Users can request to access cached pages, which are kept on servers. A single webpage can have many cached versions. For example, On September 15th, at 5:55 p.m., Google visits your website. Once the page has fully loaded, it takes a snapshot of the content and saves it as a cached page. The page is saved in Google’s index until Google visits it again and takes a new snapshot.


What Is the Purpose of Google Caching Pages?


Google uses cached pages to provide visitors with a web page that responds consistently regardless of how many visitors it receives or who views it. While the majority of users will view a live webpage, others may see a cached version.


When you visit a website, many procedures take place in order for the page to load. When you interact with a page, it may fail to load, respond, or update. To avoid this, Google displays a cached version of the webpage on occasion. Cache pages are easier to access and deliver to the user since they are “pre-loaded.”


How to View a Cached Page

The majority of visitors will see the most recent, live version of your page. Some people may not notice updates you make to your page since cached pages are “snapshots” of the page.

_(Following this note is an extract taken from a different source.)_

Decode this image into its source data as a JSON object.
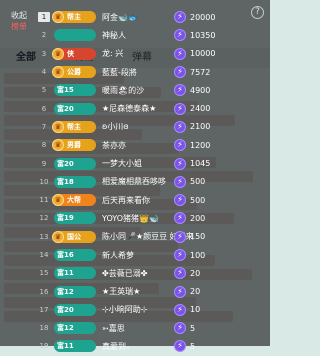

Even so, it’s a good idea to look at Google’s cached pages for your website.


Try these three steps to see how your sites appear and when they were last cached:

  1. Perform a Google search for the webpage.
  2. To access “About this result” screen, choose the three vertical dots next to the URL.
  3. At the bottom of the screen, select Cached. The cached version of the page will be loaded by Google. The timestamp of the cached page will also be visible at the top of the page.


What Are the Benefits of Cached Pages?

Caching pages are not only useful for  Google; they may also provide information to online marketers and SEO services administrators about the health of sites.


Cached pages can tell us:

  1. How Are Your Pages Indexed?

Your cached page may show how your page appeared when it was indexed by Google. If your page is tagged “noindex” or “disallowed” in the robots.txt file, it is not cached. If your page hasn’t been cached, you need make sure it can be indexed. Your page will not be cached or ranked if this is the case.

  1. Page loading time

Your page speed is definitely too sluggish if your cached page appears in search results. When pages are slow to respond or entirely unusable, Google will display the cached version. Optimizing the load speed of your website promotes healthy Core Web Vitals indicators, which can help you enhance your overall ranking.

  1. When Google Last Crawled Your Page

You may watch timestamps on your cached page if you want to see when and how often Google views your website. When Google successfully accesses a page, it creates a cached page, and the date on your cached page reveals when Google last viewed it.

If you don’t have access to server logs or Google Search Console but want to know if Google has seen changes on your site or which URLs Google is indexing, cached pages can assist.


As Google visits your website, it changes your cached pages on a regular basis. It may take some time for your changes to display on the cached pages after you modify or make changes to your webpage.


As a result, it’s critical to resolve any site issues as quickly as possible so that your cache pages remain current. A site audit can help you identify and address issues with cached pages, such as poor page load times.